Getting started in Nåna's kitchen

In a way, Kådu is Fejeran's childhood reimagined. Growing up in a large family in Agat, Fejeran recalled how his grandmother and aunties were constantly cooking for a crowd.

"My dad had 14 brothers and sisters and all really good cooks, so we'd have these big parties and cook these big pots of kådu," he says – the kådu was what they ate while getting the actual fiesta dishes ready. Everyone had a role in his grandmother's kitchen, Fejeran says, himself included. It was there that he received his basic culinary education.

"It was a full-on commissary kitchen, bro, you should have seen the parties we had," he says, a smile spreading across his face. "That was my best training, this is where I get the advantage, and I didn't know this when I was little, right? ... I learned from them how to cook onions, how to use a knife, how to hold a knife properly, how to wash dishes, how to cook rice – all these basic things I was taught before I even got a job."

Fejeran says it was obvious he already knew his way around the kitchen by the time he took on his first restaurant jobs.

Eighteen years later, Fejeran is back in the kitchen and loving every minute of it.

'This is where I have fun'

"This is like frickin' riding a bike," he says. "This is so natural to me, like this is where I have fun. This for me is just pure love, pure love. Like work? This doesn't feel like work. I come here and I could make kådu all day."

And that he does. Each day Fejeran and his small kitchen staff – several of his cooks are women who have spent decades stewing the CHamoru comfort food for their own families – whip up eight different kinds of kådu and a few "grab-and-go" options such as ox tail tinaktak or chorizos pakpak, which Fejeran says is his favorite item at Kådu so far.

Available as a generous single serving for one to two people, or a family-size bucket that feeds up to four people, each kådu is packed with meat and veggies, and bursting with flavor.

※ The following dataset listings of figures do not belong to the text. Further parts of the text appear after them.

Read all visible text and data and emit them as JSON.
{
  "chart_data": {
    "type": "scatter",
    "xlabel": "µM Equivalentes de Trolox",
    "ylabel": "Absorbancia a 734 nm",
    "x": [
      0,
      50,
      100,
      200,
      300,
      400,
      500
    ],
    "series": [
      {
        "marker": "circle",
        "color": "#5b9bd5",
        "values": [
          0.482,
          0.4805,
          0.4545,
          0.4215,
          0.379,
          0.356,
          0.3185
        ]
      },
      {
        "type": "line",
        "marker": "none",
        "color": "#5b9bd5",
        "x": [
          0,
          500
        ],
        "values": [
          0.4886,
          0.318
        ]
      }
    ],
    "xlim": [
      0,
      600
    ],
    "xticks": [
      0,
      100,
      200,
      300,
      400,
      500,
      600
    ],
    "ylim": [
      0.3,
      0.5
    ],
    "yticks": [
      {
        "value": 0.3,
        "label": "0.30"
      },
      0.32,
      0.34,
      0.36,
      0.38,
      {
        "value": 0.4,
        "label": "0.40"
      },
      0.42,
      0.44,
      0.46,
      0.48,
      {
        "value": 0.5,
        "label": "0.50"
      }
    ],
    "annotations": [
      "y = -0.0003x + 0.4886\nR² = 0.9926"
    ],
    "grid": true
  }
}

Kådun Pika has already proven popular. With a strong, mouthwatering mix of salt and heat, Fejeran says the soup is best paired with a cold, crisp beer. Other soups – all of which are directly inspired by Fejeran's family kitchen – include Mangu, which blends a turmeric and coconut milk broth with chicken, papaya and lots of veggies; Hawaii-sourced binådu with suni, chotda and gollai (available Friday and Saturday only); and Gollai for those looking for a vegan option, loaded with local veggies and taro.

Each bowl of kådu is a labor of love, for the food itself and the values it represents. The restaurant was ultimately something Fejeran dreamed up for his own family, but also one he hopes will help other families, too.

"I wanted to create this restaurant for people like myself that have to take care of their kids, and also for people like my mom who had to take care of her parents, the elderly, and I wanted it to give another option for people that are in the same boat," he says. "I have three children and it's always hard trying to feed them something healthy at the end of a long day. We end up just – lack of options – going to fast food and eating stuff we don't feel good about. And really, what they want to be eating is this stuff."